Okay. To go to AZ first, they paid us, say, GBP 15 million reservation fee. We've also been working for a while now on process development, which they're paying us for as well. So if things were to stop tomorrow, we would keep the GBP 15 million, and we've already been -- or we'll be paid for the work we're doing at this point in time. So we would not be out of pocket. We're not doing anything at risk. But as I said earlier, we are doing these things at a reduced rate to our normal activities. Okay. You're taking the second part, Stuart?

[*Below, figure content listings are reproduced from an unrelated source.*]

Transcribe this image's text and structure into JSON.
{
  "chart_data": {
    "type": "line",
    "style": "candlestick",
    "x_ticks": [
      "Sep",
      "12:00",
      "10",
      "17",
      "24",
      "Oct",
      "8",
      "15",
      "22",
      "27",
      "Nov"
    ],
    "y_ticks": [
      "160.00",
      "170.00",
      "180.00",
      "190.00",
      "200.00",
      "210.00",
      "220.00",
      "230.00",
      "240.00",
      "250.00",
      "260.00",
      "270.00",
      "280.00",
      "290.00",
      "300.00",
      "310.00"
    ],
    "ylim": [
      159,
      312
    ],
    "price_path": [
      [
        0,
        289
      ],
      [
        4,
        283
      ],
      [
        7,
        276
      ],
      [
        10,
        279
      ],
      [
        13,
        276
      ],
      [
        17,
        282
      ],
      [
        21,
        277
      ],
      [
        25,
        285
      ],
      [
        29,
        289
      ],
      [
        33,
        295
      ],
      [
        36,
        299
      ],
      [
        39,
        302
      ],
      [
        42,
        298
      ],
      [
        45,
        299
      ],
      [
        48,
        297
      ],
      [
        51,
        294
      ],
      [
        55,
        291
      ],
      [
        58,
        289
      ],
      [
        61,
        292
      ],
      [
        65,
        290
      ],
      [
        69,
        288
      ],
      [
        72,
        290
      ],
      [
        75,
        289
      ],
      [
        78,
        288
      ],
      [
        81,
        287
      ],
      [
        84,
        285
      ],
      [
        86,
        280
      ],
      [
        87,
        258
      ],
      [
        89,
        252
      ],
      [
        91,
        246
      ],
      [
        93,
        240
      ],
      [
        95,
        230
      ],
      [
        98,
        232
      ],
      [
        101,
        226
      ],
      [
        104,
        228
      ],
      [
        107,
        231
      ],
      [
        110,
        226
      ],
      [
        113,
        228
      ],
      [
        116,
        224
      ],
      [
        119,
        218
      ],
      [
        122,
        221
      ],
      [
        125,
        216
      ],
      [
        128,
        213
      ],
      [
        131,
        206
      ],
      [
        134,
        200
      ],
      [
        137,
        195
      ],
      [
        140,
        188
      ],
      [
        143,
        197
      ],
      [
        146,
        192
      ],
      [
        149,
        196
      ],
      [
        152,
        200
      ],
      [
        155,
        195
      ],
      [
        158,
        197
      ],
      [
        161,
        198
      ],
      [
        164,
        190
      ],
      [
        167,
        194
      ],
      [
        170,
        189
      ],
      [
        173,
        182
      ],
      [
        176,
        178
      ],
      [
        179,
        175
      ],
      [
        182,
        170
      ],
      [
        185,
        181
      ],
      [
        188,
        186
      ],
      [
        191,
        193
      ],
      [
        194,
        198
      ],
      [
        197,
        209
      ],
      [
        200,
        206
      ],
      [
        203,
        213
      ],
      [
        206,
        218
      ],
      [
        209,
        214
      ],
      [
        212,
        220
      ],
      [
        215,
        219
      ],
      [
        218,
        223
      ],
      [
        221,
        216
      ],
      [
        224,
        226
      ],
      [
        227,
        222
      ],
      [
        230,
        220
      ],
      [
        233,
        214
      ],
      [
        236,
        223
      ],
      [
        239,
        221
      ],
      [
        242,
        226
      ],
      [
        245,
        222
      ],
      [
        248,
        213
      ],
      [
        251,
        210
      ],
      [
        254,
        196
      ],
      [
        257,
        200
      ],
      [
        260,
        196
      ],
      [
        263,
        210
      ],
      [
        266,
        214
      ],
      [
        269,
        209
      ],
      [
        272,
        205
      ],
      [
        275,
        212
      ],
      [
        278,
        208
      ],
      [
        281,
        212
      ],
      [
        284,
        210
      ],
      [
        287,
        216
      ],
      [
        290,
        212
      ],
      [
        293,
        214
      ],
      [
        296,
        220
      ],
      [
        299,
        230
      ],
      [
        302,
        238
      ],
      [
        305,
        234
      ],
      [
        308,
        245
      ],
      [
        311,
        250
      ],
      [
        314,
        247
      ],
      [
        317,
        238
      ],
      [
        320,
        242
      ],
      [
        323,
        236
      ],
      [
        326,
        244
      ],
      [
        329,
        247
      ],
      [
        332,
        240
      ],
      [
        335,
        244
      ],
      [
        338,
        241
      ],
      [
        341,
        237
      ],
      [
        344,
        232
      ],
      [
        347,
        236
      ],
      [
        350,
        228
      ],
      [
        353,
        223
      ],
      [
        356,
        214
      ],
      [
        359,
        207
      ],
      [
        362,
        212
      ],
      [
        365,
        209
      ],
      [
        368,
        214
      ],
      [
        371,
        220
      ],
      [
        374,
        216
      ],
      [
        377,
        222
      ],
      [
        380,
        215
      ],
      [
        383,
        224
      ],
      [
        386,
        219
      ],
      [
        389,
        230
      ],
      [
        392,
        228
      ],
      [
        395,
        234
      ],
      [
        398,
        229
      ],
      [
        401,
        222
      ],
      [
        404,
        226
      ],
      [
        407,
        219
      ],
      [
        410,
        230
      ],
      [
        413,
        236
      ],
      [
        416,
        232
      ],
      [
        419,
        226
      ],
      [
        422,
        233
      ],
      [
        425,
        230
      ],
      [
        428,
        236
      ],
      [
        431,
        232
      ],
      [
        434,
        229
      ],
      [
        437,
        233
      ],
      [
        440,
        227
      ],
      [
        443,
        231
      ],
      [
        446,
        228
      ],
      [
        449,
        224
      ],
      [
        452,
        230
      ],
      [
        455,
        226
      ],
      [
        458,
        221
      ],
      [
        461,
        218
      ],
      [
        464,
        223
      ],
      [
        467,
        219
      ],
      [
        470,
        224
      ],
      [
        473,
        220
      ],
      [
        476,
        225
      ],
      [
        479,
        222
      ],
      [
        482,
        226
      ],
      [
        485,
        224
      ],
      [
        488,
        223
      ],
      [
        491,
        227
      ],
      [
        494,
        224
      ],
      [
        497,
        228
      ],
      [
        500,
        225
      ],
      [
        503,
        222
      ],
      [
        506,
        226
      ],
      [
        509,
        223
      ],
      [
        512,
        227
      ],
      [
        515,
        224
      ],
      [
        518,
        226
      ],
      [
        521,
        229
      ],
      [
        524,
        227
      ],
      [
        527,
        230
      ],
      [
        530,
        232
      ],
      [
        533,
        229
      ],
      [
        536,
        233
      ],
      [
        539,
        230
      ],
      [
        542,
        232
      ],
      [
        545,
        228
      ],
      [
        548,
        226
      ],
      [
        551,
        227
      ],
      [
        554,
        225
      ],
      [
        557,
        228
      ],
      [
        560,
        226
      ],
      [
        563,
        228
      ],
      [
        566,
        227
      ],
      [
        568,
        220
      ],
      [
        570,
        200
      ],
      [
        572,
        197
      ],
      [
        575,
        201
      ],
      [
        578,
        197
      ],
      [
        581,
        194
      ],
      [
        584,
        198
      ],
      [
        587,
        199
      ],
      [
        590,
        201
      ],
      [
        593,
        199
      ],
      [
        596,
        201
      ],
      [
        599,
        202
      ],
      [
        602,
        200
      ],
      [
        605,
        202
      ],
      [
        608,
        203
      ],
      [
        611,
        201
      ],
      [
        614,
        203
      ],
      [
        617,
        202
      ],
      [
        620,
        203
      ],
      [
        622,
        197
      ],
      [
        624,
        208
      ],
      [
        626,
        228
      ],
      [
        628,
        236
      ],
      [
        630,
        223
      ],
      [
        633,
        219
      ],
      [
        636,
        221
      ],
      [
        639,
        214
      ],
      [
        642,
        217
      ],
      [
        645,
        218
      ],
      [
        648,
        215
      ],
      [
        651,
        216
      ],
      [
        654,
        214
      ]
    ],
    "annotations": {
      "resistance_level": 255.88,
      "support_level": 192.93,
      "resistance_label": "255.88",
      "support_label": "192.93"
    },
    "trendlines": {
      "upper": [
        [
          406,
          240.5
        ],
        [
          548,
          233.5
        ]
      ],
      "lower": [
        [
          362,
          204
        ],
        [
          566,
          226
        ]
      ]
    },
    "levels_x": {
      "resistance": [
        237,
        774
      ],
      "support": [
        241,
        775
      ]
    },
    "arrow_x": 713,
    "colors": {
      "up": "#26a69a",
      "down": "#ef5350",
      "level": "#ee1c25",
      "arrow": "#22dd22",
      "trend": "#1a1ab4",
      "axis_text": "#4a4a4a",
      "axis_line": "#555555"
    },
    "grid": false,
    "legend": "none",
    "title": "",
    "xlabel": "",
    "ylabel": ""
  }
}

Yes. I'm not on mute. So yes, it's an interesting question, Peter. I mean just adding a little bit of color to John's answer there. There is some variability around AstraZeneca because it really depends on when any event happens as to how far we're through. But they understand that they are driving the process and their suppliers who are working, if there is any risk, needs to be covered, and that's what they've been doing. It's also worth mentioning that in terms of kitting out GMP 7 and 8 in OxBox, it's being done in conjunction with VMIC. And so they have loaned us the equipment in those 2 facilities. So that is being done at 0 CapEx. So we have derisked this as far as we can. And on the other hand, Astra have been very good partners and understood that they need to incentivize the smaller companies to take these risks, which they have. On the second part of your question, I think it's clear. We've always said that from the adherent process to the bioreactor process, process A to process B as we've labeled them, you get a tenfold increase in productivity, i.e., 10x as many doses per batch, i.e., the use of a clean room essentially. We believe that we can probably push this at least 1, maybe 2 orders of magnitude further. So looking at analogs of other industries and how they push forward, we like to look at antibodies as a bit of an analog as to -- as to where this technology could go and how it becomes more repeatable, safer, more robust and cheaper over time. And we think we're in the early stages. So what we want to be able to do is innovate the technologies, which translate into royalties, as we've already mentioned, which gives us a unique selling proposition to potential partners. And then if we only have to make -- we have to make fewer batches, it means we can be far more efficient in our manufacturing footprint and get higher-quality revenue through royalties. So we believe we've got a cogent business strategy here where, frankly, our goals are aligned with our partners, which is to reduce their cost of sales. And we know that if we can successfully do that, we are going to assure ourselves higher-quality revenues, the less use of our capacity, which means we don't have to roll out so many clean rooms and keep on investing the capital we have been doing. So we believe it's one of the best sort of barometer test of, if you've got a good business model is, are you aligned with your partners? And in that sense, we absolutely are.

And I'm showing no further audio questions at this time. I'd like to turn it back over to John Dawson.

Thank you very much, and thanks for your questions, and thanks for attending the presentation. And we look forward to updating you on our full year progress in 2021. Thank you very much.

Thank you, ladies and gentlemen, this does conclude today's call. You may now disconnect.